陆天赐睨了他一眼,立即上马往东边城门飞奔。漕县比莆县小,往东一路便是出城。东边过去,可以到郑县。若说他是替日本人办事,倒是极有往郑县继续刺探的可能。莆县这边的防务只怕是已经早早的跟日本人那里交待光了。陆天赐啐了口唾沫快马加鞭,没跑多远出就在一处凉亭附近看到张文虎一行五个人的踪迹。不过短短的些许时日没见,张文虎倒像是混得义气风发。跟四个人一起,骑着马边走边看。其中一人还捧着张纸在写写画画。
“张专员,别来无恙啊。”陆天赐朝天放了一枪,对着前边的张文虎喊道。
张文虎惊了一吓没有回头,只挥挥手。那一行人便策马狂奔。
天黑的时候陆天赐才回来,动静弄得很响,坐在屋子里沈启俊便听到前院的声音。他放下烟具,坐起身整了整衣服。小郑推开门儿,扶着陆天赐进来,刺鼻的血腥味儿熏得沈启俊打了个激灵。他回头看陆天赐,黄色的军装上被血染红了大遍,叫人不由得触目惊心。
“没事了,出去吧。”陆天赐被扶到床上,他睨看着一边有些呆愣的沈启俊挥挥手示意小郑他们离开。
“是,”小郑走到沈启俊跟前,“团座负了伤,请留意一下。
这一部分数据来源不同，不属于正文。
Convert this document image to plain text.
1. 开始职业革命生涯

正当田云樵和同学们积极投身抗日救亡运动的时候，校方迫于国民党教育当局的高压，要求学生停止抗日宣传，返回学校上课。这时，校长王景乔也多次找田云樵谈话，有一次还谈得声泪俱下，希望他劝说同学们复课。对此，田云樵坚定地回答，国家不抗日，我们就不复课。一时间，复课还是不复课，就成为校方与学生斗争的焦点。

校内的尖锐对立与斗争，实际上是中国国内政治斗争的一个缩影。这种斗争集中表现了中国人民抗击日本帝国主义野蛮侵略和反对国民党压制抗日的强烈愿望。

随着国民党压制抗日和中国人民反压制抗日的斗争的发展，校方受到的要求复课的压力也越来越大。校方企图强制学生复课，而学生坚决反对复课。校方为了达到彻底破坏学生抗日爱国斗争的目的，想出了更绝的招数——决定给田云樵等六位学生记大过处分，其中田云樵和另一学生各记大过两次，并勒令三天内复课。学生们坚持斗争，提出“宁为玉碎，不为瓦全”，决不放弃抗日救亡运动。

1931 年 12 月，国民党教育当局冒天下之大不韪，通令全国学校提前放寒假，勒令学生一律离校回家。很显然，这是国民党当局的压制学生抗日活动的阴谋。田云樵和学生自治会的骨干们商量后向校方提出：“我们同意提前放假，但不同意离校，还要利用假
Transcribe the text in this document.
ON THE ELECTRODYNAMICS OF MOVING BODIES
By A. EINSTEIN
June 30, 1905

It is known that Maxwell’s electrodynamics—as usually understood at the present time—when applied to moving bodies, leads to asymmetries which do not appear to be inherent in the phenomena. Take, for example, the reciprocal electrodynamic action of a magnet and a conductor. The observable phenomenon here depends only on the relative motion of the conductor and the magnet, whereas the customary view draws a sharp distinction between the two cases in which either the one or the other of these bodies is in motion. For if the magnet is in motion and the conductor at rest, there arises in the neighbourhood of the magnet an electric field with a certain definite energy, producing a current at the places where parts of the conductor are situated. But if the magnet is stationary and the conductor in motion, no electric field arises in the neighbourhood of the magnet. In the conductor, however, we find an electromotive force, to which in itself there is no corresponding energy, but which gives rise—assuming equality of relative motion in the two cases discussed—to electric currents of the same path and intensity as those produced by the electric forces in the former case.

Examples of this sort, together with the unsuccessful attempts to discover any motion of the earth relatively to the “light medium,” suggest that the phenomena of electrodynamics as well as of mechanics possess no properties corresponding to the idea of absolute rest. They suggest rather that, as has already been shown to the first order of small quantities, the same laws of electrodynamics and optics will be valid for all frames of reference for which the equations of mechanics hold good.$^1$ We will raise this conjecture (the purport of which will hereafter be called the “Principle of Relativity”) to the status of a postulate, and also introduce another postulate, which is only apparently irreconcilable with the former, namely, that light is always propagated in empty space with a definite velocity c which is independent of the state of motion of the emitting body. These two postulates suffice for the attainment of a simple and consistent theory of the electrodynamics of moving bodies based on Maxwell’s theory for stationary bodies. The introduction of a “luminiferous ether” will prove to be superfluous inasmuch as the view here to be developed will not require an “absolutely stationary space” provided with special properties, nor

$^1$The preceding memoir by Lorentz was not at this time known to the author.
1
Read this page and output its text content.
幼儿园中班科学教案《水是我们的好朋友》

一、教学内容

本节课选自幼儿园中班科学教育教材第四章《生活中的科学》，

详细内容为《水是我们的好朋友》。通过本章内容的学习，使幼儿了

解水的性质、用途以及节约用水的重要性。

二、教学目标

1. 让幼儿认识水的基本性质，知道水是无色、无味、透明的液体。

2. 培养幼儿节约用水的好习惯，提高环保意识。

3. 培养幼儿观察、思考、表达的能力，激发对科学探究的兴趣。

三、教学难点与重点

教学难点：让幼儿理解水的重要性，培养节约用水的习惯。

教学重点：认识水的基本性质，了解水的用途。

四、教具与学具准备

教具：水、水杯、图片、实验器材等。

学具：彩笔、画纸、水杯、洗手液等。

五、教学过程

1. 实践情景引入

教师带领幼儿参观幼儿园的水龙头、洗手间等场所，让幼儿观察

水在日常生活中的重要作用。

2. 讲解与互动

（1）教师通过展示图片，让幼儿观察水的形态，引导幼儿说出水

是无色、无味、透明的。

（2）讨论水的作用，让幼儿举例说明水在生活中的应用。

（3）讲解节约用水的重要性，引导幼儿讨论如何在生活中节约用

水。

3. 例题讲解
”
沈启俊迟疑的看着小郑,呃了一声。小郑出去了,陆天赐眯着眼睛靠着床:“帮我把靴子脱了。”
沈启俊耸着眉又坐下,拿起书来。
“靴子……”陆天赐一句话没说完,突然一阵猛烈的咳嗽。沈启俊回过头,看到他面如金纸,倒了杯水送到他面前。陆天赐哼笑一声,推开水自己起身脱靴子。身上的伤口像是绷开了,血腥味比刚才浓了些。沈启俊站在床前看他费力的弯腰,伸手,每一个动作都慢且迟钝,像是忍着巨痛。
有血水顺着袖子滴到地上,一滴两滴……
沈启俊打了个哆嗦,放下手里的茶杯挡住陆天赐,蹲下身子解开鞋带把他的军靴从脚上拔下来。转身想把卫兵拿止血药和纱布,还没张口,陆天赐抓着他的手腕轻轻一扯,沈启俊跌倒在他怀里。摸到衣服上干涸的血渍,吸了口凉气。
四目相对,陆天赐看他看得十分有趣,沈启俊眼神飘忽,落在渗血的部位:“我去拿东西给你止血。”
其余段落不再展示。